Última Hora , 23 of Septiembre of 1951

Em inglês, sereia chama-se mermaid. É mesmo o que se deve chamar, à sra. Esther Williams nesta nova produção da Metro, em tecnicolor, intitulada Amor pagão. A sra. Esther Williams está uma mermaid completa na presente versão do velho filme de Ramon Navarro, quando foi lançada a famosa "Canção do amor pagão", com a qual os brotinhos de duas décadas atrás faziam seus contracantos em casa ou nas festinhas de bairro. 

Neste atual Amor pagão, a Marca do Leão pega um de seus mais novos produtos - um homenzarrão de nome Howard Keel, que parece um Walter Pidgeon com a boca cheia de canjica de milho branco - e o leva a Taiti, herdeiro que é de uma plantação de copra. Em Taiti acha-se também a sra. Esther Williams sempre de sarong, mas o que o é ela mesmo uma rica americana que adora paraísos tropicais. 
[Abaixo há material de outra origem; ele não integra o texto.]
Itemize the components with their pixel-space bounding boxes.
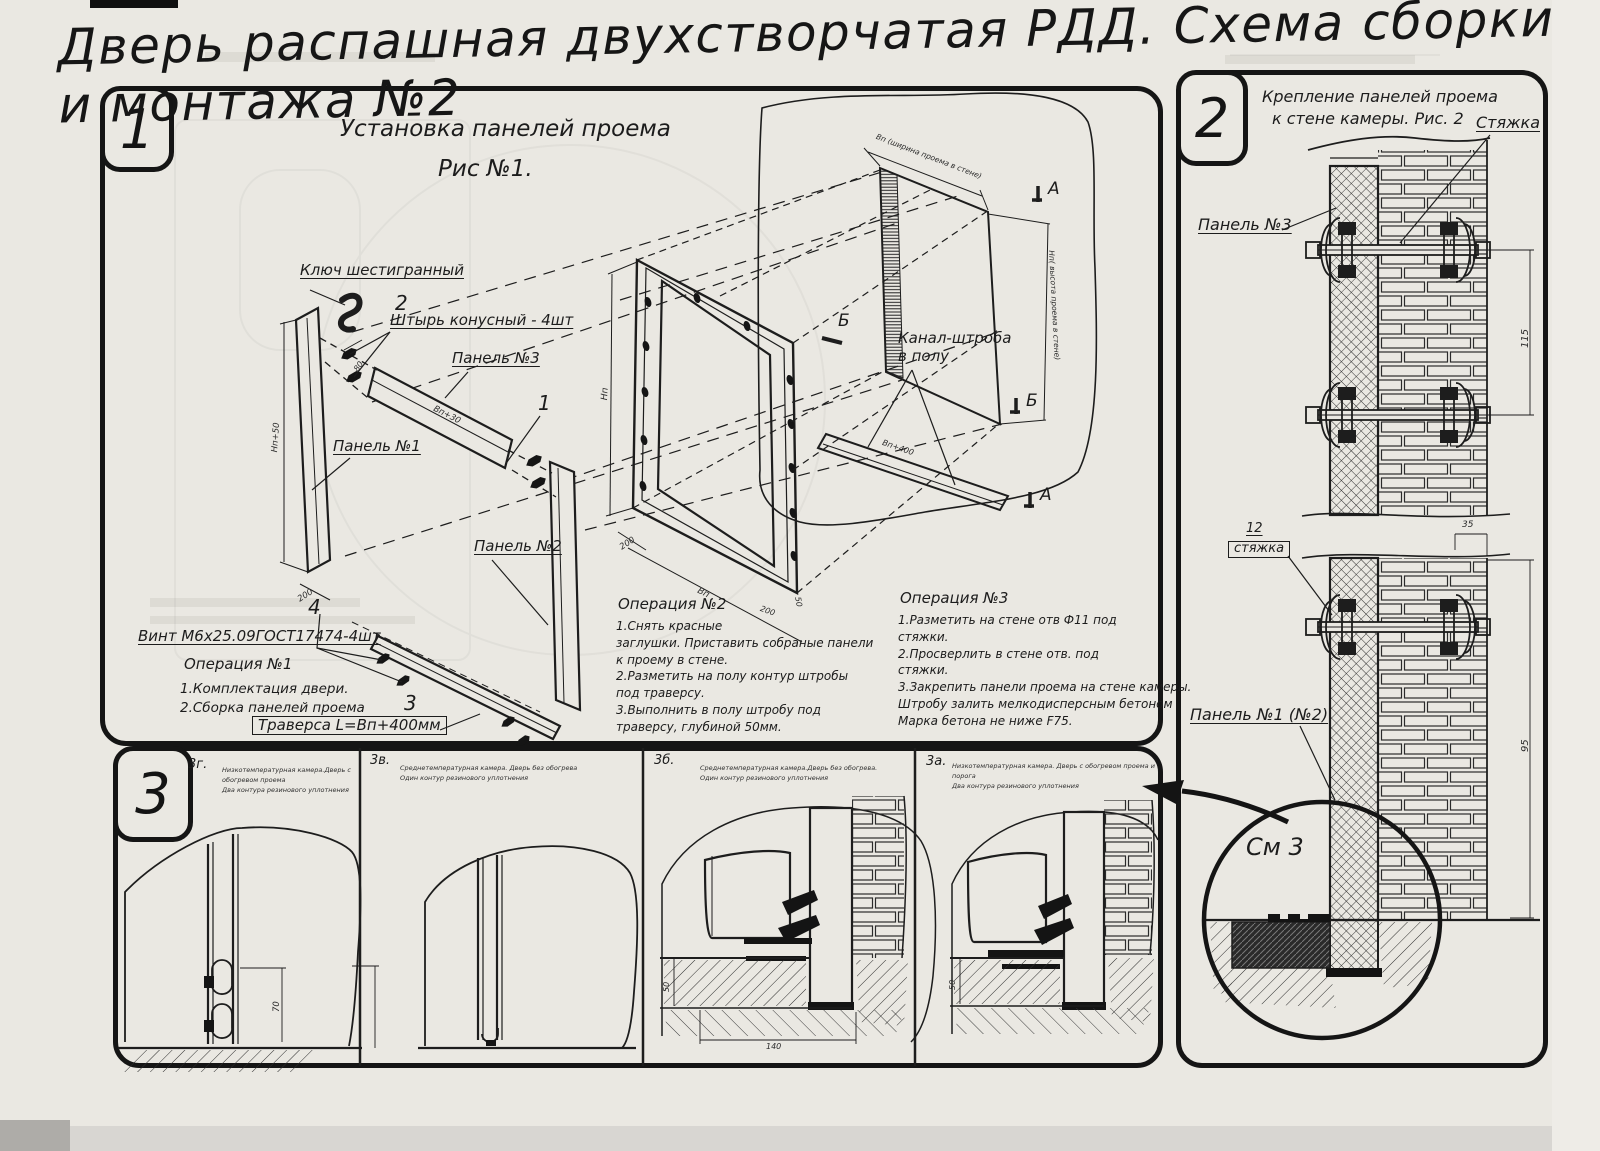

A mermaid de Hollywood vive em constante chacrinha com os nativos, em grandes pantomimas aquáticas, nas quais se retorce mais que uma enguia. Enquanto isso, o seu comparsa dedica-se a colher copra dos cocos da sua plantação. Um dos meios que o cantante herdeiro emprega, como mão-de-obra, é dar uma festa aos nativos, enchê-los de bebida e depois pôr tudo para trabalhar de graça porque segundo Tavae, seu capataz taitiano, seus pobres companheiros topam qualquer parada por uma farrinha.
 
Cada 15 minutos Howard Keel põe-se a cantar com uma voz que meu pobre amigo, o barão de Itararé, classifica de "barítono abaixado", e que dá a impressão de estar ele com uma batata quente na boca. Sua casa, que tira fortemente ao Bambu Bar ali no Leme, acaba uma espécie de santuário ocidental, e todo o elemento autóctone nela vem depositar seus filhos, para que Howard Keel os crie. Ele que no princípio detestava crianças, porque tinha sido professor em Spring Field, Ohio ("Todas as crianças são diabinhos que usam atiradeiras…", diz o jovem mestre numa frase profundamente original), põe-se, ato contínuo, a educar as crianças com o maior entusiasmo, dando-lhes lições cantadas de etiqueta e outras matérias. Numa lição de desenho, diz ele cantando - e eu chamo a atenção de todos os pintores acadêmicos brasileiros, porque eles vão adorar o conceito - mais ou menos o seguinte: "Se o que quer é desenhar, você só tem que copiar o que vê...".
 
O verso do filme não é tão correto quanto o meu, mas a idéia é essa. E aqui eu faço uma chamada [a] Augusto Rodrigues, que em sua escolinha vem obtendo os resultados maravilhosos que se viu na recente exposição de pintura que organizou no Ministério da Educação. Não deixe, meu caro Augusto, nenhuma de suas crianças ir ver o filme!
 
O celulóide termina com Howard Keel tendo a visão da sra. Esther Williams nadando nas nuvens, e logo numa estranha ilha paradisíaca, saindo ela da Terra entre uma mermeidarada em frente e procedendo a seguir a vários jogos aquáticos que executa com o desembaraço costumeiro graças aos seus três metros de braços e quatro de pernas. Logo depois entra uma festa com muita banana e outros frutos tropicais, e o pano cai qual este pagão que aqui marchou com sete e setecentos - o que não deixa de dar uma certa raiva.